7 days in and I can’t stop praising your Maker. One week of weeping in praise to our King, thanking him for the gift of you! Your little life brings me to my knees and lifts my arms in adoration of God’s kindness and good gifts he has given.

Gratitude and love is all that I have to whisper in the quiet nights I hold you close.

Who am I that I would get the gift of you Kezia Joy, that I would get the opportunity to raise and love 3 daughters?

Your entrance into this world has transformed our hearts and home, we are one week in to a lifetime of love with you sweet girl.

Your sisters are smitten with their role to tend to your needs.

Your daddy has melted into a puddle as he holds your tiny frame in his arms.

Your mama is gushing with pride, we did it girl! You and I made it through and your Birthday was a celebration of the race we ran together.

One week of you in my arms, loving you Kezia joy, yet 6 years of longing for a love like this.

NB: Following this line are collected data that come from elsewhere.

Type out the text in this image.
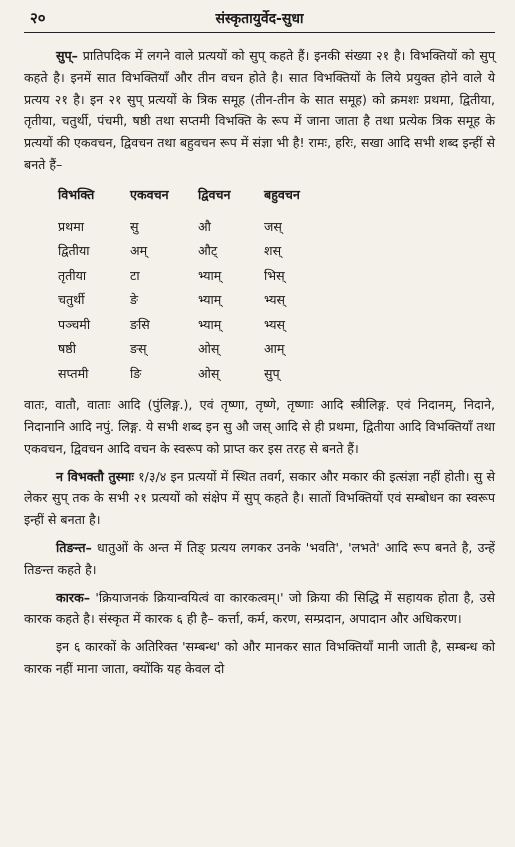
२०	संस्कृतायुर्वेद-सुधा

सुप्– प्रातिपदिक में लगने वाले प्रत्ययों को सुप् कहते हैं। इनकी संख्या २१ है। विभक्तियों को सुप् कहते है। इनमें सात विभक्तियाँ और तीन वचन होते है। सात विभक्तियों के लिये प्रयुक्त होने वाले ये प्रत्यय २१ है। इन २१ सुप् प्रत्ययों के त्रिक समूह (तीन-तीन के सात समूह) को क्रमशः प्रथमा, द्वितीया, तृतीया, चतुर्थी, पंचमी, षष्ठी तथा सप्तमी विभक्ति के रूप में जाना जाता है तथा प्रत्येक त्रिक समूह के प्रत्ययों की एकवचन, द्विवचन तथा बहुवचन रूप में संज्ञा भी है! रामः, हरिः, सखा आदि सभी शब्द इन्हीं से बनते हैं–

विभक्ति	एकवचन	द्विवचन	बहुवचन
प्रथमा	सु	औ	जस्
द्वितीया	अम्	औट्	शस्
तृतीया	टा	भ्याम्	भिस्
चतुर्थी	ङे	भ्याम्	भ्यस्
पञ्चमी	ङसि	भ्याम्	भ्यस्
षष्ठी	ङस्	ओस्	आम्
सप्तमी	ङि	ओस्	सुप्

वातः, वातौ, वाताः आदि (पुंलिङ्ग.), एवं तृष्णा, तृष्णे, तृष्णाः आदि स्त्रीलिङ्ग. एवं निदानम्, निदाने, निदानानि आदि नपुं. लिङ्ग. ये सभी शब्द इन सु औ जस् आदि से ही प्रथमा, द्वितीया आदि विभक्तियाँ तथा एकवचन, द्विवचन आदि वचन के स्वरूप को प्राप्त कर इस तरह से बनते हैं।

न विभक्तौ तुस्माः १/३/४ इन प्रत्ययों में स्थित तवर्ग, सकार और मकार की इत्संज्ञा नहीं होती। सु से लेकर सुप् तक के सभी २१ प्रत्ययों को संक्षेप में सुप् कहते है। सातों विभक्तियों एवं सम्बोधन का स्वरूप इन्हीं से बनता है।

तिङन्त– धातुओं के अन्त में तिङ् प्रत्यय लगकर उनके 'भवति', 'लभते' आदि रूप बनते है, उन्हें तिङन्त कहते है।

कारक– 'क्रियाजनकं क्रियान्वयित्वं वा कारकत्वम्।' जो क्रिया की सिद्धि में सहायक होता है, उसे कारक कहते है। संस्कृत में कारक ६ ही है– कर्त्ता, कर्म, करण, सम्प्रदान, अपादान और अधिकरण।

इन ६ कारकों के अतिरिक्त 'सम्बन्ध' को और मानकर सात विभक्तियाँ मानी जाती है, सम्बन्ध को कारक नहीं माना जाता, क्योंकि यह केवल दो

Your Birthday was the fulfillment of the waiting.
The 6 years waiting to become a mom, another 5 years waiting to become pregnant with you, and the final 9 months waiting to welcome you into the world.

Oh what a race of waiting for you….

You are the end of the waiting.
You are the completion to the infertility.
You are close of a chapter.

Kezia Joy, 7 days in our arms has changed us. You are a gift and we soak up all the goodness your little life brings one day at a time.